Lewat pukul sepuluh malam, bus menepi di rest area. Kebanyakan penumpang turun untuk buang air, sebagian besar kembali lagi untuk tidur di dalam bus, sisanya berada di luar untuk makan atau hanya merokok. Elang memesan soto mi sedang Kijang memilih untuk mengganjal perut dengan segelas popmie. Setelah makan, dua kakak beradik itu lanjut menikmati bandrek, masih ada waktu lima belas menit lagi sebelum bus berangkat.
“Bang, bagaimana kabar kak Wirna? Masih kah kalian bersama?” Elang mengajukan pertanyaan tak terduga.
Air muka Kijang lantas berubah. Nama itu muncul lagi seperti tidak diharapkan. “Sudah dua bulan aku tidak tahu kabarnya. Kata temanku yang satu tempat kerja dengan dia, dia sudah kawin. Tapi buat apa aku peduli?” jawab Kijang dingin.
“Pacaran lima tahun, kukira kalian akan menikah, Bang.”
“Jangan singgung soal menikah, aku tidak akan pernah menikah," tegas Kijang.
“Semua orang pasti menikah, Bang.”
“Tidak aku.”
Keteguhan Kijang sama kuatnya seperti batang kayu jati. Sejak remaja dan mengenal cinta monyet sampai detik ini berkepala tiga, dia tidak mau menikah. “Wirna dari tiga tahun lalu terus mendesak mau kawin, makanya kuputuskan hubungan kami," lanjut Kijang. “Perempuan, sedikit-sedikit minta kawin, baru kenal seminggu sudah tanya kapan kawin, emangnya hidup ini cuma tentang kawin saja?”
“Wajar lah bang, mereka butuh kepastian, takut nanti tambah tua tapi tak kawin-kawin. Kita harus menikah baru punya anak, bang.
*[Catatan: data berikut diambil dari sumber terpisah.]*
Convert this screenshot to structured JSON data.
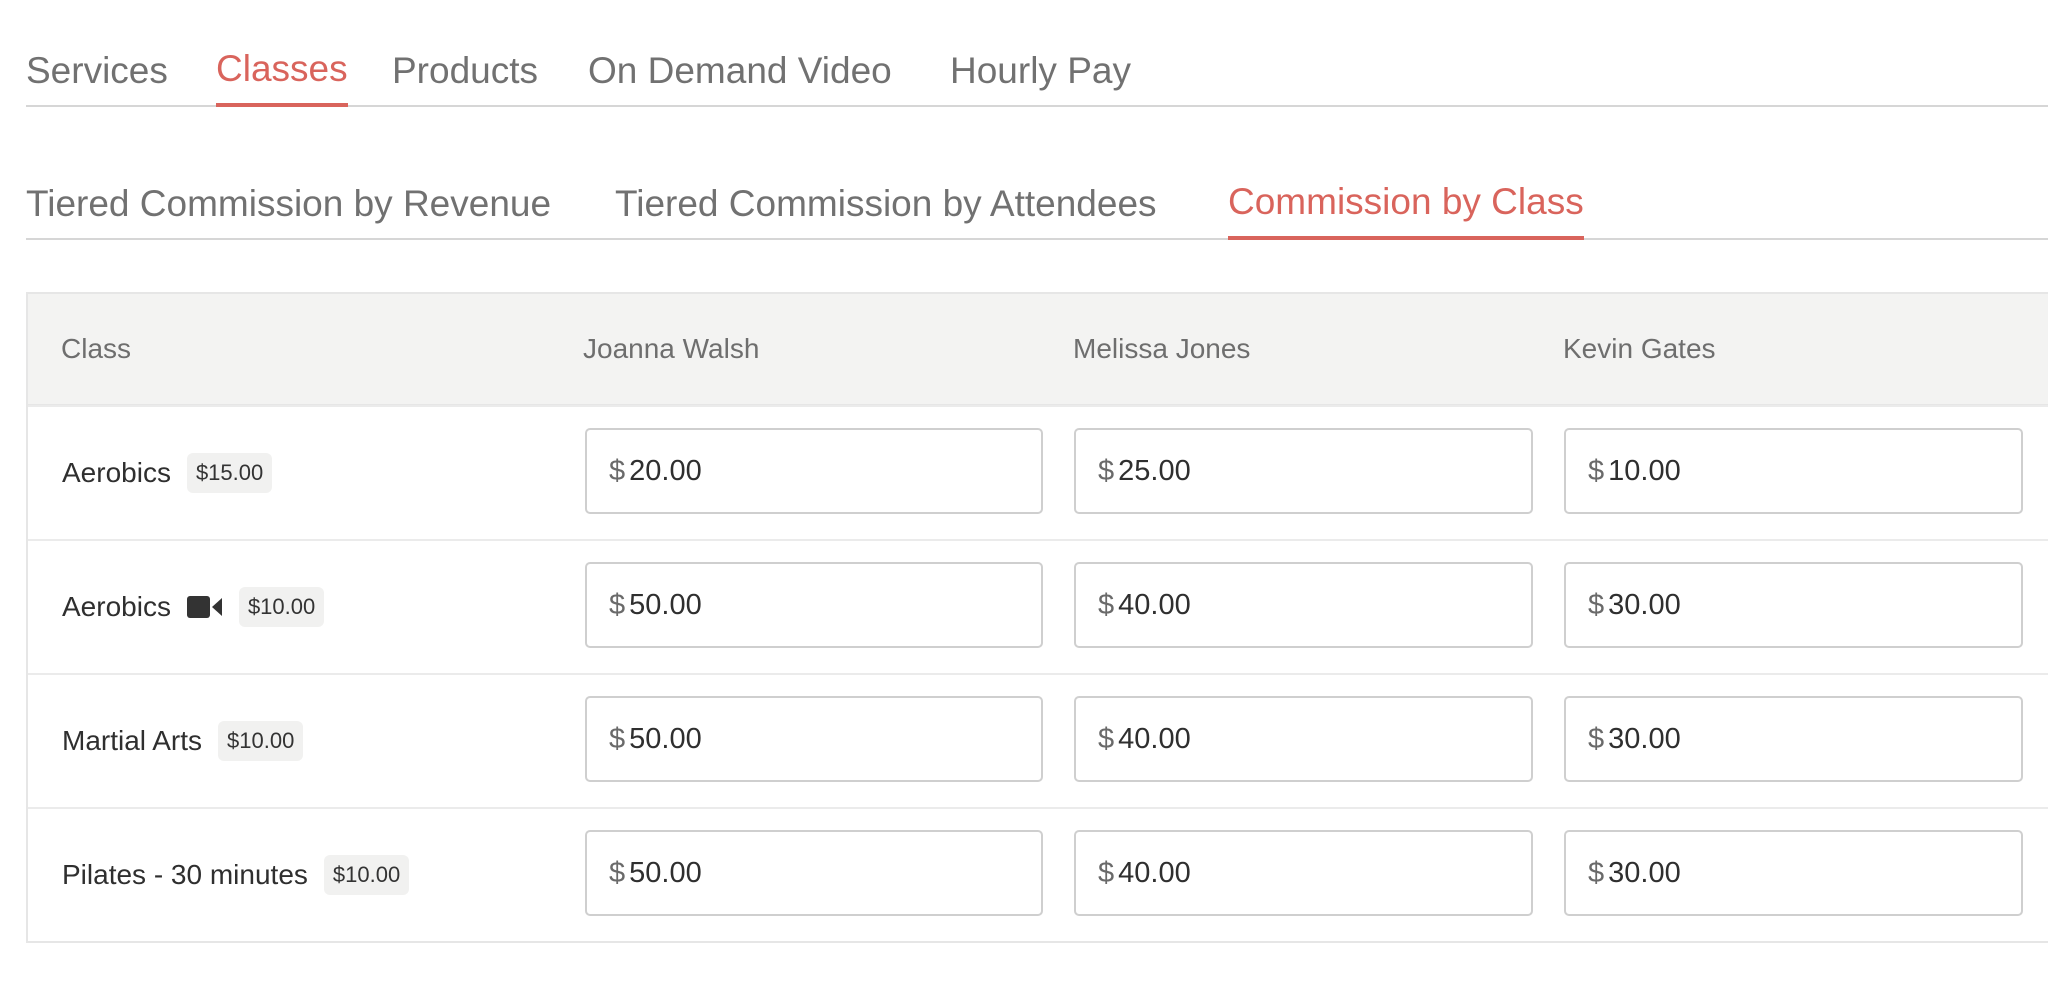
{
  "primary_tabs": [
    {
      "label": "Services",
      "active": false
    },
    {
      "label": "Classes",
      "active": true
    },
    {
      "label": "Products",
      "active": false
    },
    {
      "label": "On Demand Video",
      "active": false
    },
    {
      "label": "Hourly Pay",
      "active": false
    }
  ],
  "secondary_tabs": [
    {
      "label": "Tiered Commission by Revenue",
      "active": false
    },
    {
      "label": "Tiered Commission by Attendees",
      "active": false
    },
    {
      "label": "Commission by Class",
      "active": true
    }
  ],
  "table": {
    "headers": [
      "Class",
      "Joanna Walsh",
      "Melissa Jones",
      "Kevin Gates"
    ],
    "currency_symbol": "$",
    "rows": [
      {
        "name": "Aerobics",
        "video": false,
        "price": "$15.00",
        "values": [
          "20.00",
          "25.00",
          "10.00"
        ]
      },
      {
        "name": "Aerobics",
        "video": true,
        "video_icon": "video-camera-icon",
        "price": "$10.00",
        "values": [
          "50.00",
          "40.00",
          "30.00"
        ]
      },
      {
        "name": "Martial Arts",
        "video": false,
        "price": "$10.00",
        "values": [
          "50.00",
          "40.00",
          "30.00"
        ]
      },
      {
        "name": "Pilates - 30 minutes",
        "video": false,
        "price": "$10.00",
        "values": [
          "50.00",
          "40.00",
          "30.00"
        ]
      }
    ]
  },
  "colors": {
    "accent": "#d9645c",
    "tab_text": "#717171",
    "header_bg": "#f3f3f2"
  }
}
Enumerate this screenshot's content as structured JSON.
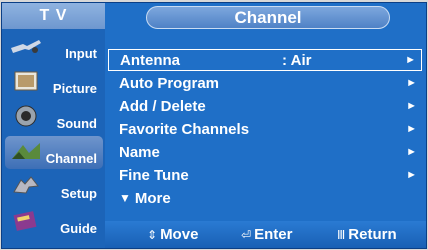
{
  "header": {
    "tv_label": "T V",
    "title": "Channel"
  },
  "sidebar": {
    "items": [
      {
        "label": "Input",
        "icon": "input-icon"
      },
      {
        "label": "Picture",
        "icon": "picture-icon"
      },
      {
        "label": "Sound",
        "icon": "sound-icon"
      },
      {
        "label": "Channel",
        "icon": "channel-icon"
      },
      {
        "label": "Setup",
        "icon": "setup-icon"
      },
      {
        "label": "Guide",
        "icon": "guide-icon"
      }
    ]
  },
  "menu": {
    "items": [
      {
        "label": "Antenna",
        "value": ": Air",
        "arrow": "►"
      },
      {
        "label": "Auto Program",
        "arrow": "►"
      },
      {
        "label": "Add / Delete",
        "arrow": "►"
      },
      {
        "label": "Favorite Channels",
        "arrow": "►"
      },
      {
        "label": "Name",
        "arrow": "►"
      },
      {
        "label": "Fine Tune",
        "arrow": "►"
      }
    ],
    "more": {
      "glyph": "▼",
      "label": "More"
    }
  },
  "footer": {
    "move": {
      "glyph": "⇕",
      "label": "Move"
    },
    "enter": {
      "glyph": "⏎",
      "label": "Enter"
    },
    "return": {
      "glyph": "Ⅲ",
      "label": "Return"
    }
  },
  "colors": {
    "panel_blue": "#1f6fc7",
    "highlight_blue": "#4f82c6",
    "white": "#ffffff"
  }
}
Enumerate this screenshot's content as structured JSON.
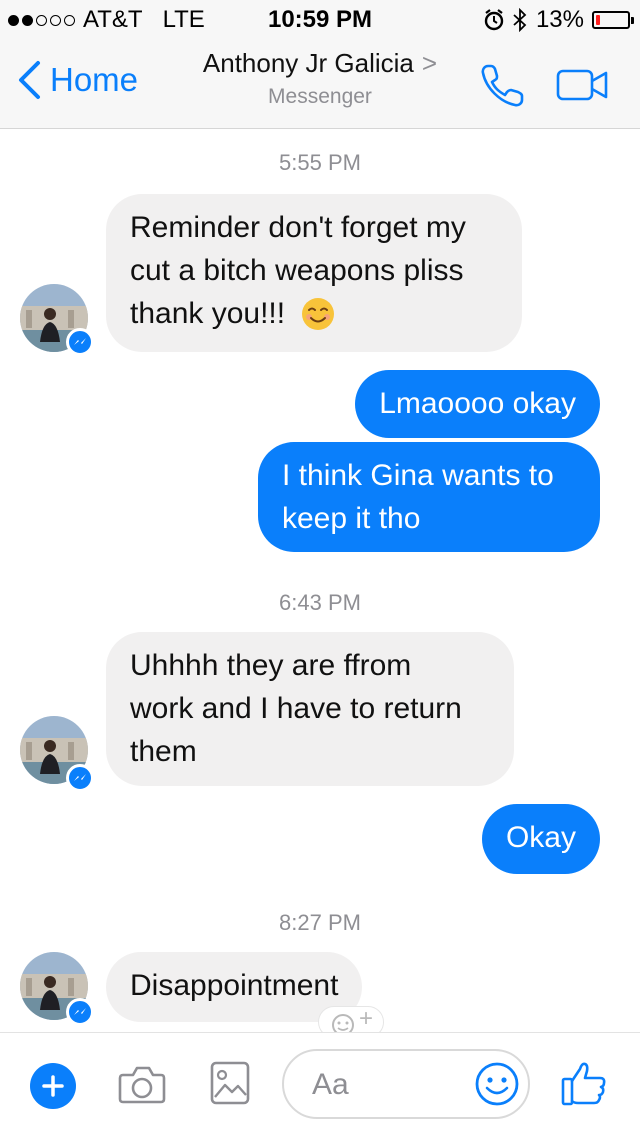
{
  "status_bar": {
    "carrier": "AT&T",
    "network": "LTE",
    "time": "10:59 PM",
    "battery": "13%",
    "battery_level": 0.13,
    "signal_bars_filled": 2,
    "signal_bars_total": 5
  },
  "header": {
    "back_label": "Home",
    "contact_name": "Anthony Jr Galicia",
    "subtitle": "Messenger",
    "chevron": ">"
  },
  "messages": [
    {
      "type": "timestamp",
      "text": "5:55 PM"
    },
    {
      "type": "incoming",
      "lines": [
        "Reminder don't forget my",
        "cut a bitch weapons pliss",
        "thank you!!!"
      ],
      "emoji": "smiling-face"
    },
    {
      "type": "outgoing",
      "lines": [
        "Lmaoooo okay"
      ]
    },
    {
      "type": "outgoing",
      "lines": [
        "I think Gina wants to",
        "keep it tho"
      ]
    },
    {
      "type": "timestamp",
      "text": "6:43 PM"
    },
    {
      "type": "incoming",
      "lines": [
        "Uhhhh they are ffrom",
        "work and I have to return",
        "them"
      ]
    },
    {
      "type": "outgoing",
      "lines": [
        "Okay"
      ]
    },
    {
      "type": "timestamp",
      "text": "8:27 PM"
    },
    {
      "type": "incoming",
      "lines": [
        "Disappointment"
      ]
    }
  ],
  "composer": {
    "placeholder": "Aa",
    "react_plus": "+"
  },
  "colors": {
    "accent": "#0a7ffb",
    "incoming_bubble": "#f1f0f0",
    "header_bg": "#f7f7f7",
    "battery_low": "#ff1f1f"
  },
  "icons": [
    "chevron-left-icon",
    "phone-icon",
    "video-camera-icon",
    "messenger-icon",
    "plus-icon",
    "camera-icon",
    "gallery-icon",
    "emoji-icon",
    "thumbs-up-icon",
    "add-reaction-icon",
    "alarm-icon",
    "bluetooth-icon"
  ]
}
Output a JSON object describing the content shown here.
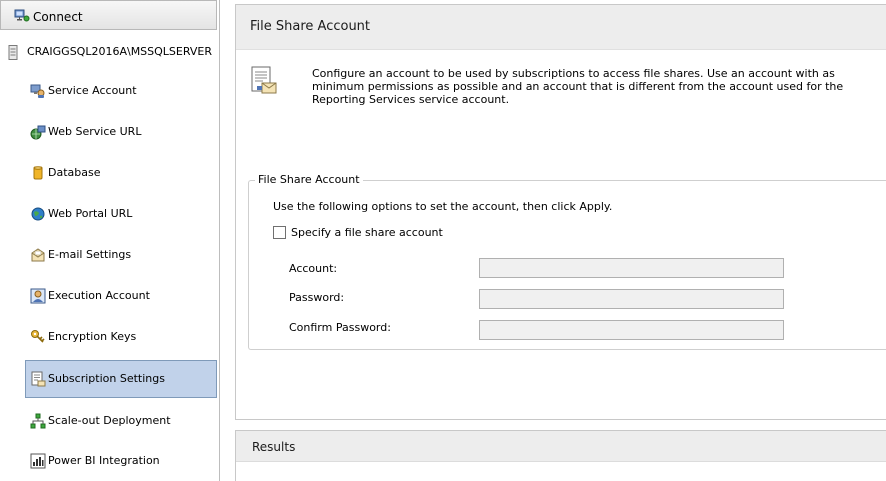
{
  "sidebar": {
    "connect_label": "Connect",
    "server_label": "CRAIGGSQL2016A\\MSSQLSERVER",
    "items": [
      {
        "label": "Service Account",
        "icon": "service-account-icon"
      },
      {
        "label": "Web Service URL",
        "icon": "web-service-url-icon"
      },
      {
        "label": "Database",
        "icon": "database-icon"
      },
      {
        "label": "Web Portal URL",
        "icon": "globe-icon"
      },
      {
        "label": "E-mail Settings",
        "icon": "email-icon"
      },
      {
        "label": "Execution Account",
        "icon": "execution-account-icon"
      },
      {
        "label": "Encryption Keys",
        "icon": "keys-icon"
      },
      {
        "label": "Subscription Settings",
        "icon": "subscription-icon",
        "selected": true
      },
      {
        "label": "Scale-out Deployment",
        "icon": "scale-out-icon"
      },
      {
        "label": "Power BI Integration",
        "icon": "power-bi-icon"
      }
    ]
  },
  "main": {
    "title": "File Share Account",
    "description": "Configure an account to be used by subscriptions to access file shares. Use an account with as minimum permissions as possible and an account that is different from the account used for the Reporting Services service account.",
    "group": {
      "legend": "File Share Account",
      "instructions": "Use the following options to set the account, then click Apply.",
      "checkbox_label": "Specify a file share account",
      "checkbox_checked": false,
      "account_label": "Account:",
      "account_value": "",
      "password_label": "Password:",
      "password_value": "",
      "confirm_password_label": "Confirm Password:",
      "confirm_password_value": ""
    }
  },
  "results": {
    "title": "Results"
  },
  "colors": {
    "selected_bg": "#c1d2ea",
    "selected_border": "#7f9ab9",
    "header_bg": "#ededed",
    "disabled_field_bg": "#f0f0f0"
  }
}
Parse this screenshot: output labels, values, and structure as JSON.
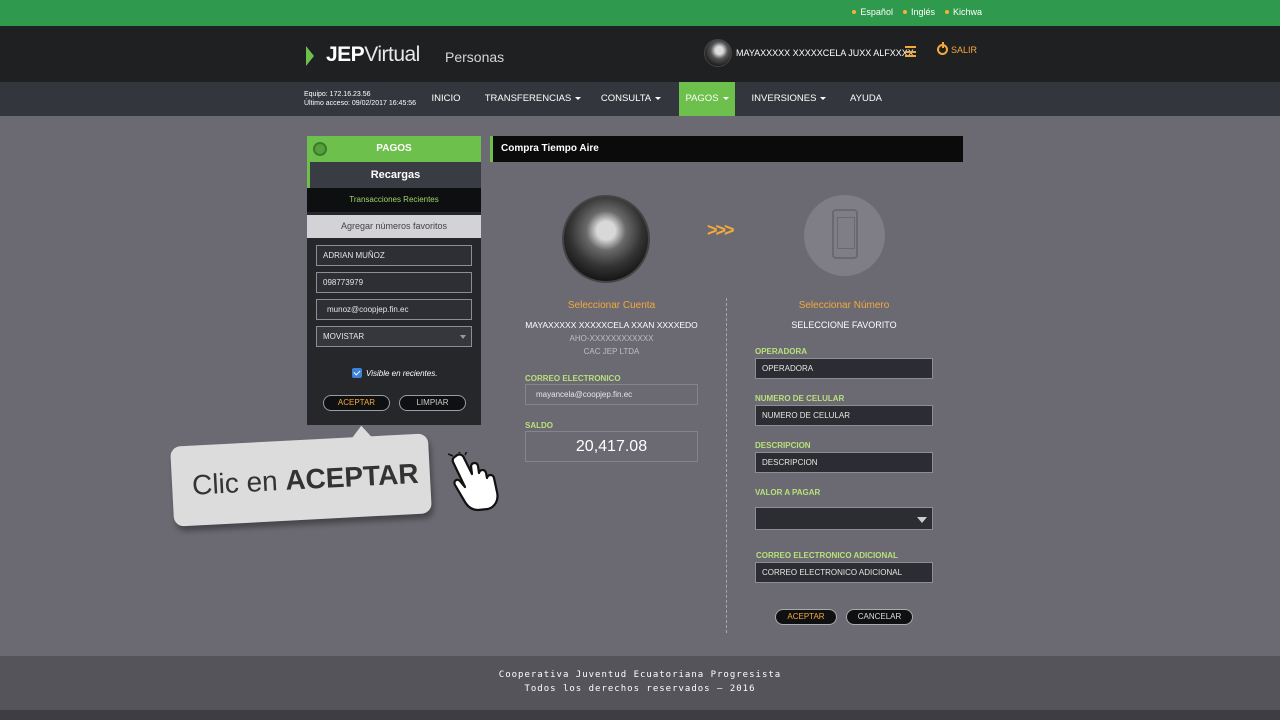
{
  "languages": [
    "Español",
    "Inglés",
    "Kichwa"
  ],
  "header": {
    "logo_bold": "JEP",
    "logo_thin": "Virtual",
    "section": "Personas",
    "username": "MAYAXXXXX XXXXXCELA JUXX ALFXXXX",
    "logout_label": "SALIR"
  },
  "nav": {
    "equipo": "Equipo: 172.16.23.56",
    "ultimo_acceso": "Último acceso: 09/02/2017 16:45:56",
    "items": [
      {
        "label": "INICIO",
        "dropdown": false
      },
      {
        "label": "TRANSFERENCIAS",
        "dropdown": true
      },
      {
        "label": "CONSULTA",
        "dropdown": true
      },
      {
        "label": "PAGOS",
        "dropdown": true,
        "active": true
      },
      {
        "label": "INVERSIONES",
        "dropdown": true
      },
      {
        "label": "AYUDA",
        "dropdown": false
      }
    ]
  },
  "left_panel": {
    "title": "PAGOS",
    "subtitle": "Recargas",
    "recent_link": "Transacciones Recientes",
    "add_favorites": "Agregar números favoritos",
    "fields": {
      "name": "ADRIAN MUÑOZ",
      "phone": "098773979",
      "email": "munoz@coopjep.fin.ec",
      "operator": "MOVISTAR"
    },
    "checkbox_label": "Visible en recientes.",
    "checkbox_checked": true,
    "accept_label": "ACEPTAR",
    "clear_label": "LIMPIAR"
  },
  "callout": {
    "prefix": "Clic en ",
    "emphasis": "ACEPTAR"
  },
  "main": {
    "title": "Compra Tiempo Aire",
    "arrows": ">>>",
    "account": {
      "heading": "Seleccionar Cuenta",
      "holder": "MAYAXXXXX XXXXXCELA XXAN XXXXEDO",
      "account_number": "AHO-XXXXXXXXXXXX",
      "institution": "CAC JEP LTDA",
      "email_label": "CORREO ELECTRONICO",
      "email_value": "mayancela@coopjep.fin.ec",
      "balance_label": "SALDO",
      "balance_value": "20,417.08"
    },
    "number": {
      "heading": "Seleccionar Número",
      "favorite_label": "SELECCIONE FAVORITO",
      "operator_label": "OPERADORA",
      "operator_placeholder": "OPERADORA",
      "cell_label": "NUMERO DE CELULAR",
      "cell_placeholder": "NUMERO DE CELULAR",
      "desc_label": "DESCRIPCION",
      "desc_placeholder": "DESCRIPCION",
      "amount_label": "VALOR A PAGAR",
      "amount_value": "",
      "extra_email_label": "CORREO ELECTRONICO ADICIONAL",
      "extra_email_placeholder": "CORREO ELECTRONICO ADICIONAL"
    },
    "accept_label": "ACEPTAR",
    "cancel_label": "CANCELAR"
  },
  "footer": {
    "line1": "Cooperativa Juventud Ecuatoriana Progresista",
    "line2": "Todos los derechos reservados – 2016"
  },
  "colors": {
    "brand_green": "#6dc04b",
    "top_green": "#2f9a4e",
    "accent_orange": "#f4a93b"
  }
}
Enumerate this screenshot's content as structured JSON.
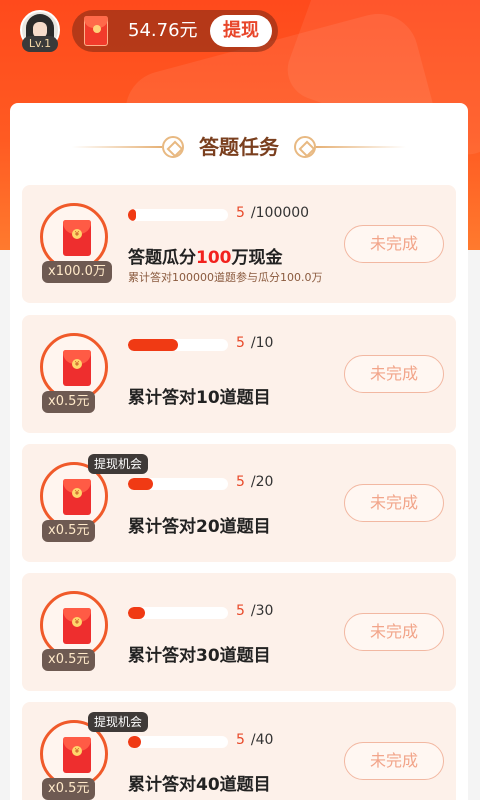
{
  "header": {
    "level": "Lv.1",
    "balance": "54.76元",
    "withdraw_label": "提现"
  },
  "panel": {
    "title": "答题任务"
  },
  "tasks": [
    {
      "reward": "x100.0万",
      "progress_current": "5",
      "progress_total": "/100000",
      "progress_fraction": 5e-05,
      "title_pre": "答题瓜分",
      "title_highlight": "100",
      "title_post": "万现金",
      "subtitle": "累计答对100000道题参与瓜分100.0万",
      "status": "未完成"
    },
    {
      "reward": "x0.5元",
      "progress_current": "5",
      "progress_total": "/10",
      "progress_fraction": 0.5,
      "title": "累计答对10道题目",
      "status": "未完成"
    },
    {
      "tag": "提现机会",
      "reward": "x0.5元",
      "progress_current": "5",
      "progress_total": "/20",
      "progress_fraction": 0.25,
      "title": "累计答对20道题目",
      "status": "未完成"
    },
    {
      "reward": "x0.5元",
      "progress_current": "5",
      "progress_total": "/30",
      "progress_fraction": 0.167,
      "title": "累计答对30道题目",
      "status": "未完成"
    },
    {
      "tag": "提现机会",
      "reward": "x0.5元",
      "progress_current": "5",
      "progress_total": "/40",
      "progress_fraction": 0.125,
      "title": "累计答对40道题目",
      "status": "未完成"
    }
  ],
  "colors": {
    "brand": "#ff4a1c",
    "progress_fill": "#f03a14",
    "highlight": "#f2221e"
  }
}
Tugas kita kan melanjutkan keturunan biar makin banyak jumlah marga kita.” Elang berseloroh.
“Justru kalau ada perempuan mau kawin tanpa harus punya anak, baru lah mau aku. Untuk apa juga kita penuh-penuhin lagi bumi ini? Sudah tua dia, kita cuma merusak saja.”
“Abang lupa ya? Dalam Alkitab, sudah tugas manusia untuk memelihara Bumi," tentang Elang.
Obrolan mereka jadi lebih panas. Kijang melipat kedua tangannya di atas meja dan menatap adiknya lekat. “Coba kutanya kau, kalau andai tidak ada kita di sini, dalam sepuluh tahun bumi akan merusak atau jadi membaik?” Percakapan mereka jadi melipir membahas soal bumi.
“Hem ...” Elang bergumam. “Membaik sih, Bang. Pasti hutan tumbuh lagi, polusi tak ada lagi. Tapi kehidupan juga tak ada lagi.”